Williams's The Flower Seeker: An Epic Poem of William Bartram, came out on Sept. 1, 2010. It was named Book of the Year by Books & Culture Magazine. His most recent novel is The Campfire Boys, fiction about entertainers during the American Civil War. A collection of poetry called Elegies for the Water (Mercer University Press) came out on March 1, 2009.
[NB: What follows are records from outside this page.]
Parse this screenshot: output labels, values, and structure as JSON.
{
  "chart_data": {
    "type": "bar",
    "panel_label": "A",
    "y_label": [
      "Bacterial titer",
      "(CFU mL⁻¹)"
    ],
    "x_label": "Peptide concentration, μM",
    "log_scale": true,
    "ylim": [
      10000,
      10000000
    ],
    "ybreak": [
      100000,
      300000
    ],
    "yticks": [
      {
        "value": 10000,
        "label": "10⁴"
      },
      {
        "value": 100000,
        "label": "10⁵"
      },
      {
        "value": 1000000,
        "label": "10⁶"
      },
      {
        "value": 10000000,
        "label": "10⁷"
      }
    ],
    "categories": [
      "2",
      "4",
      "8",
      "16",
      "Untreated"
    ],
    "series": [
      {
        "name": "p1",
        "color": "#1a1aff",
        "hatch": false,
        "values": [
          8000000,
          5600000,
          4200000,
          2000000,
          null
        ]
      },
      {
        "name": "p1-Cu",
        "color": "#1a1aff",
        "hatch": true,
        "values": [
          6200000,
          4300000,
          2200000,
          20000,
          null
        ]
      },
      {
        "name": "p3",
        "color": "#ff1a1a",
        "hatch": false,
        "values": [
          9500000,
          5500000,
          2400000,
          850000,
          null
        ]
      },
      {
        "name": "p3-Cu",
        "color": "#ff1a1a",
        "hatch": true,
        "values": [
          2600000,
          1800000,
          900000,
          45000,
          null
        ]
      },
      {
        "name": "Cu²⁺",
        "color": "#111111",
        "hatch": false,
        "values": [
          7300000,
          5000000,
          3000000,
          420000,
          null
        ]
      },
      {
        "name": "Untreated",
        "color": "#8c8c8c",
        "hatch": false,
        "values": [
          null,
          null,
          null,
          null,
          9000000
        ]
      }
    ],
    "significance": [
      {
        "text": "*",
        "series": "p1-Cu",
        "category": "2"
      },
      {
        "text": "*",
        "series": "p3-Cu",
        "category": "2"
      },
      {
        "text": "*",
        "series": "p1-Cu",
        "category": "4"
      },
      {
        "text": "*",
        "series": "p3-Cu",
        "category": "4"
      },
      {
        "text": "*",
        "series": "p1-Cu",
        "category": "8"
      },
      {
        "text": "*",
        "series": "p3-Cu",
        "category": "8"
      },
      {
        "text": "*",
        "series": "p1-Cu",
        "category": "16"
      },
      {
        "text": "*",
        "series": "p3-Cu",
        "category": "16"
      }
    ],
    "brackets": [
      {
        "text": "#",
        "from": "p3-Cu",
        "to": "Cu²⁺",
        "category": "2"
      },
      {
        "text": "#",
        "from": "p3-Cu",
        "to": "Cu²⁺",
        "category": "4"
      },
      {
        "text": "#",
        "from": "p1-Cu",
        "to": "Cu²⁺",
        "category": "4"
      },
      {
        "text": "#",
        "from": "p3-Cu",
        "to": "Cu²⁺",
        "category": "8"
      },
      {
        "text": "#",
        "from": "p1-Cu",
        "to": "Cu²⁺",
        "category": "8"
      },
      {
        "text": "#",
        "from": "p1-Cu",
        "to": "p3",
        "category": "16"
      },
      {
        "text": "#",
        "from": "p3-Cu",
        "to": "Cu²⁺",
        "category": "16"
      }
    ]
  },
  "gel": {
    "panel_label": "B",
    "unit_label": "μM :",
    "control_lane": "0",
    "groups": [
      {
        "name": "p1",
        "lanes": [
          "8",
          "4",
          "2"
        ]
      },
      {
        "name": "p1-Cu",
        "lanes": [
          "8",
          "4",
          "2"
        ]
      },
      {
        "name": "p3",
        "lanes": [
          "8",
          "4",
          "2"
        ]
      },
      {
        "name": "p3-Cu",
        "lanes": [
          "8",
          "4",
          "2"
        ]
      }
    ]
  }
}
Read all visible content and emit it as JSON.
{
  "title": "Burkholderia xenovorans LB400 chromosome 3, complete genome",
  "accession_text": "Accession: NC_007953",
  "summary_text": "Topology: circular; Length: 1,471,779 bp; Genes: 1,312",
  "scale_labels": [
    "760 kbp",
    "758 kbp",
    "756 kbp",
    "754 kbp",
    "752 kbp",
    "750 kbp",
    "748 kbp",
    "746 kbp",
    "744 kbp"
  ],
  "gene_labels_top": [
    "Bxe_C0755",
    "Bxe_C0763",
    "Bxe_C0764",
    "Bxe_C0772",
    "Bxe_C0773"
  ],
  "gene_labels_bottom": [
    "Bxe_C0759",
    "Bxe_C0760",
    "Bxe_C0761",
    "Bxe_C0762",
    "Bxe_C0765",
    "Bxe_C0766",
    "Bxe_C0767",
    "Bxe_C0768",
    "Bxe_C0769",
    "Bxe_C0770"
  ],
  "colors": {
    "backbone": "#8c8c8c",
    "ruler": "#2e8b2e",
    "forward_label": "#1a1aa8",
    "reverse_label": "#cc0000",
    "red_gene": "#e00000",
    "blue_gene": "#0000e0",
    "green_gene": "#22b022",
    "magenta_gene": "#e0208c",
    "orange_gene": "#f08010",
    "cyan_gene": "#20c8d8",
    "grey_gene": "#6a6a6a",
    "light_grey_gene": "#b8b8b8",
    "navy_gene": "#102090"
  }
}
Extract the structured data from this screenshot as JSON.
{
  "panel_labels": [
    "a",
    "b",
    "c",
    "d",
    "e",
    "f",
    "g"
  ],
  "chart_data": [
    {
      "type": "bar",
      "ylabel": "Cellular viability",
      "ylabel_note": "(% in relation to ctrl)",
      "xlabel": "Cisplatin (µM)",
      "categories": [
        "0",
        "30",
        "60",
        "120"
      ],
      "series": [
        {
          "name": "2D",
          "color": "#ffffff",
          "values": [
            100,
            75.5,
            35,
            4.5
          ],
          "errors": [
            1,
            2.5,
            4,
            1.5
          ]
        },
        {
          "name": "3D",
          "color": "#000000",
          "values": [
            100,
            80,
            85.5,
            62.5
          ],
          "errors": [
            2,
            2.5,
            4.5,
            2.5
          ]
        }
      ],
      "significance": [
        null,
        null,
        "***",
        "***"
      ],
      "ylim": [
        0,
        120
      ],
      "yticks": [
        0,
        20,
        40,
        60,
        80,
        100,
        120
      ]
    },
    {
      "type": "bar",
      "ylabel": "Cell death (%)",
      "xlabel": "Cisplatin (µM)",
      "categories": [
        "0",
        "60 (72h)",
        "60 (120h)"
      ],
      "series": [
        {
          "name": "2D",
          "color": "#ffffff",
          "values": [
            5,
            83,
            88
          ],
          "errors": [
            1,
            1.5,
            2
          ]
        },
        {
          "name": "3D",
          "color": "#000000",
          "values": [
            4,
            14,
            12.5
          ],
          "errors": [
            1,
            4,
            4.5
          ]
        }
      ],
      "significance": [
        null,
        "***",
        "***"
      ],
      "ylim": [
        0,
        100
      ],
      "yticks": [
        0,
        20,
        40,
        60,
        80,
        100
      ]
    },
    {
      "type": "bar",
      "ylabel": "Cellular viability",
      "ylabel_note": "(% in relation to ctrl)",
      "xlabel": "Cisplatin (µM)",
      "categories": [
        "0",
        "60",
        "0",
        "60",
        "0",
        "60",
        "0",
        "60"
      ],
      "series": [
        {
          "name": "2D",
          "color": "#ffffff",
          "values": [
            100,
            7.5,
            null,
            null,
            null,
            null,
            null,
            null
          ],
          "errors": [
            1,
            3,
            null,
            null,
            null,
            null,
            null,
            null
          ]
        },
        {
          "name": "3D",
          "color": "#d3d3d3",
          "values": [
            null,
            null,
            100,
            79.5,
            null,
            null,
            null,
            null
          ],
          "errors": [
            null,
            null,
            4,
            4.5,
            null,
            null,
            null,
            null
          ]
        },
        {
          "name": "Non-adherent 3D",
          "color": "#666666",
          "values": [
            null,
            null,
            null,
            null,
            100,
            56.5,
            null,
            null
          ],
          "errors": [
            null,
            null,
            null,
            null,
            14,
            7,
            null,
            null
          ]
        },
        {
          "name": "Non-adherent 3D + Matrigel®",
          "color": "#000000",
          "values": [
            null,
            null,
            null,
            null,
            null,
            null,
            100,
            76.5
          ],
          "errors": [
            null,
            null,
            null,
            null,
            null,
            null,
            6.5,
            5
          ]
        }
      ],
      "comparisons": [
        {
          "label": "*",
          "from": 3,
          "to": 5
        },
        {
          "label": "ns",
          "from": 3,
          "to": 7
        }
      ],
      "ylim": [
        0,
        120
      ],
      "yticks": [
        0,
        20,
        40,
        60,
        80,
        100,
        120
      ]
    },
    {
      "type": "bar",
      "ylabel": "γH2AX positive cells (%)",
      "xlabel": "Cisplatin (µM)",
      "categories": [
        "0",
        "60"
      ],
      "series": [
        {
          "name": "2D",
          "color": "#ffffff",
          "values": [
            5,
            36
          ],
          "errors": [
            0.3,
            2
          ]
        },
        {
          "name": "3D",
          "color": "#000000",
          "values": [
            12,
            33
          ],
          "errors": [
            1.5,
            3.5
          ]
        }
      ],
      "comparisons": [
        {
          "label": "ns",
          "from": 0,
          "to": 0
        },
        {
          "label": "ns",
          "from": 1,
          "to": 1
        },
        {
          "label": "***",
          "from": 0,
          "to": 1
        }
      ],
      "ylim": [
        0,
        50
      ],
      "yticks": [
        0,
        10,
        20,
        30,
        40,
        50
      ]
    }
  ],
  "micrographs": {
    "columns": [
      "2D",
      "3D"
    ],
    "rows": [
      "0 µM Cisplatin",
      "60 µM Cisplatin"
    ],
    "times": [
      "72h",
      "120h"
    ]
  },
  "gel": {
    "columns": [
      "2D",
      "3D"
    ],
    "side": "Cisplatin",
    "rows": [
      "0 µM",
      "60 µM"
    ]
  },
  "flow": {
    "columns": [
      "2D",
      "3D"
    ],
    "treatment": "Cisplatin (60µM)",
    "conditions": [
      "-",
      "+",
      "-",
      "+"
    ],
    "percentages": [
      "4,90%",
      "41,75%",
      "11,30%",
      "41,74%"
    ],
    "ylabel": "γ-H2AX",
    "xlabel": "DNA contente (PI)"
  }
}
In May 2007, he received the Governor's Award in the Humanities from the State of Georgia during ceremonies in Atlanta, and in June of that year he was for the second time named Georgia Author of the Year, this time in the essay category in a program at Kennesaw State University. He has since been named Georgia Author of the Year twice more.

His most recent nonfiction book, nature essays called In the Morning: Reflections Toward First Light, came out in the fall of 2006 from Mercer University Press. He is a featured author in a textbook about Georgia authors for the state's eighth graders that was released in the fall of 2008.

His novel A Distant Flame was published by St. Martin's Press in September 2004. In April 2005, it was named winner of the Michael Shaara Award as the best Civil War novel published in the United States in 2004. Williams received the award in Boston in June 2005. The book was also named, by The Georgia Center for the Book, one of 25 books that "All Georgians Should Read." It came out in a trade paperback edition in November 2005.

His first novel, The Heart of a Distant Forest, was reprinted in September 2005 by the University of Georgia Press.

His books have been translated into Swedish, German, French, and Japanese and have appeared in large-print editions as well. A number of his books have been optioned for film by such people as producer Richard Zanuck, director Ron Howard, and actress Meg Ryan. He was hired by M-G-M to write the screenplay of his own book, All the Western Stars, though the movie has not yet been made.

Two of Williams's unpublished manuscripts have also been optioned by producers in Hollywood.

Williams has also published poetry in more than 40 magazines, including Poetry, Press, Karamu, the Cumberland Poetry Review and many others. He has published essays and short stories, and one story, "An Early Snow," published in 2000, was nominated by The Chattahoochee Review for a Pushcart Prize.

An essay of Williams's appeared in the fall 2010 issue of The Georgia Review.